Corrado Meloni e Ugo Cappellacci criticano la nomina dei direttori generali e la mancanza di una guida legittimata per il sistema sanitario sardo, mettendo in discussione la stabilità e il futuro del settore.

La gestione della sanità in Sardegna continua a essere al centro di un acceso dibattito politico, con forti critiche da parte dell’opposizione. Corrado Meloni, consigliere regionale di Fratelli d’Italia, ha duramente contestato la decisione della presidente Alessandra Todde di proseguire con la nomina dei direttori generali delle ASL, nonostante la recente pronuncia della Corte costituzionale. Secondo Meloni, questa mossa segna un nuovo capitolo dello scontro tra la giunta regionale e la magistratura, con la Todde accusata di ignorare le indicazioni dei giudici.

“La volontà di andare avanti con la nomina dei direttori generali, nonostante la sentenza della Corte costituzionale, è l’ennesimo attacco alla Magistratura e alla legalità”, ha dichiarato Meloni, sottolineando come la giunta stia cercando di garantire un controllo politico sul sistema sanitario isolano, a discapito della trasparenza e della legittimità. Il consigliere ha aggiunto che la situazione attuale rappresenta una grave manifestazione di incompetenza da parte della presidente e dei suoi collaboratori, esprimendo preoccupazione per le possibili ripercussioni legali ed economiche di atti illegittimi.

Meloni ha poi rimarcato come la continuazione di queste pratiche possa portare la sanità sarda in una situazione di caos, con ricorsi milionari e atti amministrativi annullati che graverebbero sulle tasche dei cittadini e comprometterebbero ulteriormente l’efficienza del sistema sanitario. “Ormai appare evidente quale sia l’obiettivo recondito: distruggere la sanità pubblica”, ha affermato, accusando la giunta Todde di essere responsabile del disastro politico-amministrativo derivante dalla riforma sanitaria.

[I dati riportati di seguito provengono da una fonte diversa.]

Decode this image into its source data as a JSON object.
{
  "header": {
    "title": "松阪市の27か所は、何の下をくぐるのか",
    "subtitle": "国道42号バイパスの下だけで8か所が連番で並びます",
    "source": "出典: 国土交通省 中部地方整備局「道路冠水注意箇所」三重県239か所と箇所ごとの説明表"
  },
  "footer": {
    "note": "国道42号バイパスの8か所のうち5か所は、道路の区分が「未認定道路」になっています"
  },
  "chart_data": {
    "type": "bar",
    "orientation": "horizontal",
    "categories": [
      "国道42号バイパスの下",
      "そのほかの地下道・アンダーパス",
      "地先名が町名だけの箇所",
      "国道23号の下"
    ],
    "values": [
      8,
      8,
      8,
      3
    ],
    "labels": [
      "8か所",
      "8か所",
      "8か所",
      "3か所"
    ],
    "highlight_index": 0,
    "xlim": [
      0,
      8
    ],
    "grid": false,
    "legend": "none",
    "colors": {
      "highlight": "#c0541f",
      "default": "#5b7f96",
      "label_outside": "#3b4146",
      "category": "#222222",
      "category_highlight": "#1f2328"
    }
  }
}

Anche Ugo Cappellacci, deputato e presidente della Commissione Affari Sociali e Salute della Camera, ha lanciato un allarme sullo stato della sanità in Sardegna, descrivendo la situazione come un “vuoto istituzionale estremamente pericoloso”. Cappellacci ha criticato l’incertezza che circonda la gestione del sistema sanitario regionale, con direttori generali privi di legittimazione piena e una catena decisionale che si affida a soluzioni provvisorie. Questa situazione, secondo il parlamentare, potrebbe portare a annullamenti di atti e decisioni, mettendo a rischio la validità delle azioni amministrative, come nomine e delibere di spesa.

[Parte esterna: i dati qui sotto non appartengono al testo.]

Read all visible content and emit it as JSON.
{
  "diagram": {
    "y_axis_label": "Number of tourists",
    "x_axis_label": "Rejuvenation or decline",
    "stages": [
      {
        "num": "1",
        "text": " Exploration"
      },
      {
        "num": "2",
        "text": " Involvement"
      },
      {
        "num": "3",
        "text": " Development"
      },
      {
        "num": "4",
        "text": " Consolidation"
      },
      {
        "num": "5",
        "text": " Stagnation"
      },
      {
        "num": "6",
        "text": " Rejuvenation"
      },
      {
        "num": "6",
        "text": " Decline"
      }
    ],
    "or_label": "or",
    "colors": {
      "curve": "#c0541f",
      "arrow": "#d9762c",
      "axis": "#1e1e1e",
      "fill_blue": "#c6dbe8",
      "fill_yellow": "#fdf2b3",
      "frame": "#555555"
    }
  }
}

“Chi si assumerà la responsabilità di aver esposto il sistema sanitario a una paralisi?”, ha chiesto Cappellacci, mettendo in evidenza i rischi per i cittadini e per i professionisti del settore sanitario, i quali potrebbero trovarsi a operare in un contesto di incertezza giuridica. Il deputato ha sottolineato che la sanità non può essere governata nell’ambiguità e ha sollecitato la presidente Todde ad avviare una gestione trasparente e conforme alle norme costituzionali, con una guida legittimata che possa garantire la stabilità del sistema.

Concludendo, Cappellacci ha avvertito che il tempo dell’ambiguità è finito e che la Sardegna non può permettersi una sanità in sospeso, dove gli atti sono destinati a essere contestati e la gestione risulta incerta.

Le dichiarazioni di Meloni e Cappellacci gettano luce su una crescente preoccupazione per il futuro della sanità sarda, già messa alla prova da una serie di riforme e ora minacciata da una situazione di instabilità istituzionale che potrebbe avere gravi ripercussioni sui servizi sanitari forniti ai cittadini.